Identity of metabolites driving Mit and Byby mutant separation in the PCA. A) HPLC-UV peak loadings for PC-1, PC-2, and PC-3. Peaks are identified on the basis of their retention time (minutes, abscissa). Loading value magnitude reflects the degree a peak contributes to the listed PC (absolute value of 1=completely; 0=no contribution).

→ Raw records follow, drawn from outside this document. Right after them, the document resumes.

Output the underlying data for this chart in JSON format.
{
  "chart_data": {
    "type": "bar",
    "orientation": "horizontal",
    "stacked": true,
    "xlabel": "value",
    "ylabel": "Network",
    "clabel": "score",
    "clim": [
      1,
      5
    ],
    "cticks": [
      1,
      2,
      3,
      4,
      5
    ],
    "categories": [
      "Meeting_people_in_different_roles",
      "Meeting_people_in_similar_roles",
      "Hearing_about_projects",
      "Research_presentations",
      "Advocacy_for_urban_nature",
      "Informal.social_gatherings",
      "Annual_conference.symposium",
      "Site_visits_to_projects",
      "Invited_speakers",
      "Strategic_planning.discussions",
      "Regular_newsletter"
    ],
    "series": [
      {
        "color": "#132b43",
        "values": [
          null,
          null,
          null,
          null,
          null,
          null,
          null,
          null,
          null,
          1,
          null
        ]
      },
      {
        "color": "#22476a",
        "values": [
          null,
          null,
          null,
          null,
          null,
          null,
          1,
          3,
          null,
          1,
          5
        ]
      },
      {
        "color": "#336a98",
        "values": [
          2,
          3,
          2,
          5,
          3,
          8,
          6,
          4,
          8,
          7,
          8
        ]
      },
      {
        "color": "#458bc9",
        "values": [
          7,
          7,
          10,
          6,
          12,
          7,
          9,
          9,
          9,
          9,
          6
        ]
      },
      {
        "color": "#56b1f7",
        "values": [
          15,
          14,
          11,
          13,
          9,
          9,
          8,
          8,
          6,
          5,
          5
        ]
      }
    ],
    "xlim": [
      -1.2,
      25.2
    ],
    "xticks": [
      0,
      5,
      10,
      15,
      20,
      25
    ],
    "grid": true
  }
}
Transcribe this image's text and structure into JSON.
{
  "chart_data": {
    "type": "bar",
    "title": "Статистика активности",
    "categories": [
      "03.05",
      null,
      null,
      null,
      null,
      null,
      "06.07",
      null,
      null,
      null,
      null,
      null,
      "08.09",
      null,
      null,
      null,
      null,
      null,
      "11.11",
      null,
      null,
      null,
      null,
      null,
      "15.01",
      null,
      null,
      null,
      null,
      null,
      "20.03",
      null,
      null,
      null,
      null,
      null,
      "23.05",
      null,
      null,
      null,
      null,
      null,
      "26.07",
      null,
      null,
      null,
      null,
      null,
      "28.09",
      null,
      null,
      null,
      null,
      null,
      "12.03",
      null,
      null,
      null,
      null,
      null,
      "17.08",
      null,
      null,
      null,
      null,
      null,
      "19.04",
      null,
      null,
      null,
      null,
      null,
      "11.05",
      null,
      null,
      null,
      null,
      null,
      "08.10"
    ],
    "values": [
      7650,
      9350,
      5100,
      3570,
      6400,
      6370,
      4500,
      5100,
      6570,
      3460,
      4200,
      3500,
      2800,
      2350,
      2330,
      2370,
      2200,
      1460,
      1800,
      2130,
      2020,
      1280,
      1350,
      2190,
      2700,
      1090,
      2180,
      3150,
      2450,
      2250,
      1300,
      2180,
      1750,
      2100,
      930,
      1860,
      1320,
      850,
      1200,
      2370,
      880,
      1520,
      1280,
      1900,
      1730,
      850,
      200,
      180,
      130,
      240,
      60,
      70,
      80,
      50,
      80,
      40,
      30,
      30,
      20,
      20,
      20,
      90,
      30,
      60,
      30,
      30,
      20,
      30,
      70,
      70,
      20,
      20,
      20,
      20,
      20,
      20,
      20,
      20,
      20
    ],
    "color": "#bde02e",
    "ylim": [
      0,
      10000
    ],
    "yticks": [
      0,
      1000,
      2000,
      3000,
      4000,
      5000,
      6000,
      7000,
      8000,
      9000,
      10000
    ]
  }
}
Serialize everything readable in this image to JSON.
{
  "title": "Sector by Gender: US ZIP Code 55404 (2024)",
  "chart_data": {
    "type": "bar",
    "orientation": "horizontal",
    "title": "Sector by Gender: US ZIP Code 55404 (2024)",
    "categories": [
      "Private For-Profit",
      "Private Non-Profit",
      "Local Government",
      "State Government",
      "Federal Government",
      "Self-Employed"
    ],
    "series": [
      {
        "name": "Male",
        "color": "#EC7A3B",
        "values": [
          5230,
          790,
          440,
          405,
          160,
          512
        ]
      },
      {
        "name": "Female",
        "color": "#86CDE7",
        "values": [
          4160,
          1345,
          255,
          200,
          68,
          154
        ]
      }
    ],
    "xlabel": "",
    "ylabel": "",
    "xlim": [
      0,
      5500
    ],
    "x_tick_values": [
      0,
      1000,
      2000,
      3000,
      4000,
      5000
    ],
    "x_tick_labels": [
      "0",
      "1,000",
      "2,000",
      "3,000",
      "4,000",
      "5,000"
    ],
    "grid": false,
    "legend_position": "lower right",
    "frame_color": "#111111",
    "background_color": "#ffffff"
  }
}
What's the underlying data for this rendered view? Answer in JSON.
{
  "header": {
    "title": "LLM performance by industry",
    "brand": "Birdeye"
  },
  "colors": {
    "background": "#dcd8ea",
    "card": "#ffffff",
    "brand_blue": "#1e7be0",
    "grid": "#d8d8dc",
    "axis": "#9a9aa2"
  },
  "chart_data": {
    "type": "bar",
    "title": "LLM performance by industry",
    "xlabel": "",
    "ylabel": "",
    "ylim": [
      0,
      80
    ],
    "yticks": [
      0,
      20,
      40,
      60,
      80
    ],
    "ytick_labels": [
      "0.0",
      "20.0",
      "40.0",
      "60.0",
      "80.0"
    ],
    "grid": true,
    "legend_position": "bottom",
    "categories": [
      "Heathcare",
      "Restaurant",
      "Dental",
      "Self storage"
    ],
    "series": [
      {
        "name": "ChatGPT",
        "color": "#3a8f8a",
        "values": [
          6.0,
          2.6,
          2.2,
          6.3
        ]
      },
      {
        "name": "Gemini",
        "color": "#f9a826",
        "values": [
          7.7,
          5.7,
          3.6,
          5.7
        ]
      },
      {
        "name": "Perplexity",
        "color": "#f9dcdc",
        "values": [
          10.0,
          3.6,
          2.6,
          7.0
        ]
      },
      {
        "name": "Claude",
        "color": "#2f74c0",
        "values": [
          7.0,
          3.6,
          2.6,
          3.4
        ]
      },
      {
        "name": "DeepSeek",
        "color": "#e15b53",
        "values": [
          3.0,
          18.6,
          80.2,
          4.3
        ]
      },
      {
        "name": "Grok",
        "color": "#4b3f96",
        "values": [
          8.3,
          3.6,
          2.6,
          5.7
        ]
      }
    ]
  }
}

Positive and negative loading values indicate opposing contributions to PC score. HPLC-UV peaks showing large absolute loading values were collected from clk-1(qm30) or mev-1(kn1) mutants for metabolite identification. Asterisks indicate 2.60- and 3.84-min peaks.B) Long-lived mutants differentially excrete pyruvate (2.60 min, arrow). Shown is a HPLC-UV trace before (gray) and after (black) incubation of clk-1 exometabolome with NADH and lactate dehydrogenase. C) Peak at 3.84 min is enriched in Byby mutants. ESI-MS fragmentation patterns match lactate, a-ketoglutarate, and the dipeptide Gly-Pro (m/z 89.0, 145.0 n, and 171.0, respectively).